Visit the Blue Jay diner at 4154 Hamilton Ave. for breakfast; it just celebrated 50 years in business. Happy Chicks, a vegan bakery, is next door to Collective Espresso (4037 Hamilton Ave.), a coffee shop hidden inside Cluxton Alley.
Escape Vine Street's much-publicized restaurants, boutiques, tourists and bros in favor of the more breathable and up-and-coming Main Street. Swig rose, half pours of beers and wine and Fernet-Branca cocktails at Liberty's Bar and Bottle Shop. (Bring your dog, too.) The owners of Liberty's will soon open the Royal and the Pony on the same stretch.
Ludlow has gone through some changes in recent years. It took almost five years for the neighborhood to get a new grocery store, but Clifton Market (319 Ludlow) finally opened this year. Before the owners of Red Feather Kitchen opened the brand-new Postmark, the space was home to Harvest Bistro and before that La Poste. Ludlow could be considered a healthy strip, with Clifton Natural Foods, walk-up window Whole Bowl, the New Age-y Lydia's on Ludlow and Sitwell's Coffee House.
Woodburn Avenue, East Walnut Hills
The most curious part of the stretch between 2709 Woodburn and 1544 Madison Road is the western town that looks like a movie set. It's actually the home of Schulhoff Equipment Rental, and it employs a western town inside a warehouse called Tool Rental Corral. If you need to rent a Bobcat, heaters, ladders or anything really, head there.
On Elm Street, sample rums at Second Sight Spirits (301 Elm), take circus classes at Circus Mojo and watch Jerry Springer -- in person -- discuss politics at Folk School Coffee Parlor (332 Elm). Every Tuesday night the coffee shop/music venue hosts the former Cincinnati mayor as he tapes his podcast, "The Jerry Springer Podcast: Tales, Tunes and Tomfoolery." Tickets are free and include a live folk performance from a local artist. (And soon you'll be able to drink beer at Bircus Brewing Company, too; though it's not open yet, you can taste its beers at local Northern Kentucky bars.)
A cluster of places around 3101 Price Ave., in the Incline District, have breathed new life into the neighborhood. BLOC Coffee Co. serves coffee drinks, sandwiches and pastries, while the adjacent Somm Wine Bar offers charcuterie plates, glasses and bottles of wines and beer on a tranquil patio.

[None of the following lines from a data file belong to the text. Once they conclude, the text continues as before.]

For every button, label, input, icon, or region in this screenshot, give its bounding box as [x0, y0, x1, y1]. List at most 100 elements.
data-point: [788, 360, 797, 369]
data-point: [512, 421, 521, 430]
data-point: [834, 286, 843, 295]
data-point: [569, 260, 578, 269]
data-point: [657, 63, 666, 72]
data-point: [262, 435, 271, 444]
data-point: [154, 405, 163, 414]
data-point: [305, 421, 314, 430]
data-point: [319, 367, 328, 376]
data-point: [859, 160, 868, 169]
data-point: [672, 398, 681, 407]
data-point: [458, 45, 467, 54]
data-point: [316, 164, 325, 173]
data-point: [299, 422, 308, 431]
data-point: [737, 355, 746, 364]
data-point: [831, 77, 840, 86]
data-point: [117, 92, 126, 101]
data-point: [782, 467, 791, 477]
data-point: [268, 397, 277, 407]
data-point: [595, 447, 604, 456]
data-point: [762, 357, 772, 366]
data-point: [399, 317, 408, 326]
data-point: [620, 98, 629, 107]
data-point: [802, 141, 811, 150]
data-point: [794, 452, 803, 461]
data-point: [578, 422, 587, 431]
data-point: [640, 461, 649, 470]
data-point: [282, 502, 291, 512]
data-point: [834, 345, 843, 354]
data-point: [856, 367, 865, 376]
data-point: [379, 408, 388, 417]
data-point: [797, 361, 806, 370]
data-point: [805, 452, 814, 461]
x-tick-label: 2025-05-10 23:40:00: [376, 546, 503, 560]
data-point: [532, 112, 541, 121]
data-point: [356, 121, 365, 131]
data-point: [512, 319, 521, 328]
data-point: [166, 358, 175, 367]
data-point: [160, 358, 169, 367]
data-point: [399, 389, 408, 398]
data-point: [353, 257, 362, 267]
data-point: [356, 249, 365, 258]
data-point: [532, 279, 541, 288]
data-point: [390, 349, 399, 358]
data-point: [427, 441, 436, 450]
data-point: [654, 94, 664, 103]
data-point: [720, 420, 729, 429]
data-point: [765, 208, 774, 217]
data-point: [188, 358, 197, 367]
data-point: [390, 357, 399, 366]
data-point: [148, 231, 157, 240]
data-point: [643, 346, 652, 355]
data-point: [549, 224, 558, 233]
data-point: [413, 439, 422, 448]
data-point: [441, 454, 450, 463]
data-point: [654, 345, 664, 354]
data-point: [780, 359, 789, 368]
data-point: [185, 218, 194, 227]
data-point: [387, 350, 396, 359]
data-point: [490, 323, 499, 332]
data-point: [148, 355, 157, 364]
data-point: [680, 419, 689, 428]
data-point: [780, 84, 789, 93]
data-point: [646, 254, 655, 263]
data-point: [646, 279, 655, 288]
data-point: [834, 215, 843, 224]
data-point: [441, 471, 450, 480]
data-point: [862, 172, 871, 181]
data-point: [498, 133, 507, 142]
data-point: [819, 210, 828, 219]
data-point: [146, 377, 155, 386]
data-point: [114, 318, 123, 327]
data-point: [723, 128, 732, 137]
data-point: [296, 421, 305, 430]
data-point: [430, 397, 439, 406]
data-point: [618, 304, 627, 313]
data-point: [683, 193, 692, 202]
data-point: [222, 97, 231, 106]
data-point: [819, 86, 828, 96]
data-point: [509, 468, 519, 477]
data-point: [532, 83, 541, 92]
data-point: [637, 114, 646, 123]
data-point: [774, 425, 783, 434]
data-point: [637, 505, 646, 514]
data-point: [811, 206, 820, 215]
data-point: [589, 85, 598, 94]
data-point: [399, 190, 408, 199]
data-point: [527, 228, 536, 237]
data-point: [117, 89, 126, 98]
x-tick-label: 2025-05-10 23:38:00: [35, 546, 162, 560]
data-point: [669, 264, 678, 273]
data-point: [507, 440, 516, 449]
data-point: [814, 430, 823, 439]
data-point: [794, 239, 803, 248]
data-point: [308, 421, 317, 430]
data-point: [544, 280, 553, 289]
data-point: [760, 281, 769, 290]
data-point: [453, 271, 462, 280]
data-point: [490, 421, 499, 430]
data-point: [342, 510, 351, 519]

Veracruz, located just across the street, serves tacos, menudo and tortas.
A two-minute drive (or nine-minute walk) away is Incline Public House (2601 W. Eighth St.), where you can have a drink or full meal. Check out the spectacular panoramic view of the entire city there or at upscale Italian restaurant Primavista (810 Matson Place), where you can have brunch or dinner before seeing a play at the recently built Warsaw Federal Incline Theater.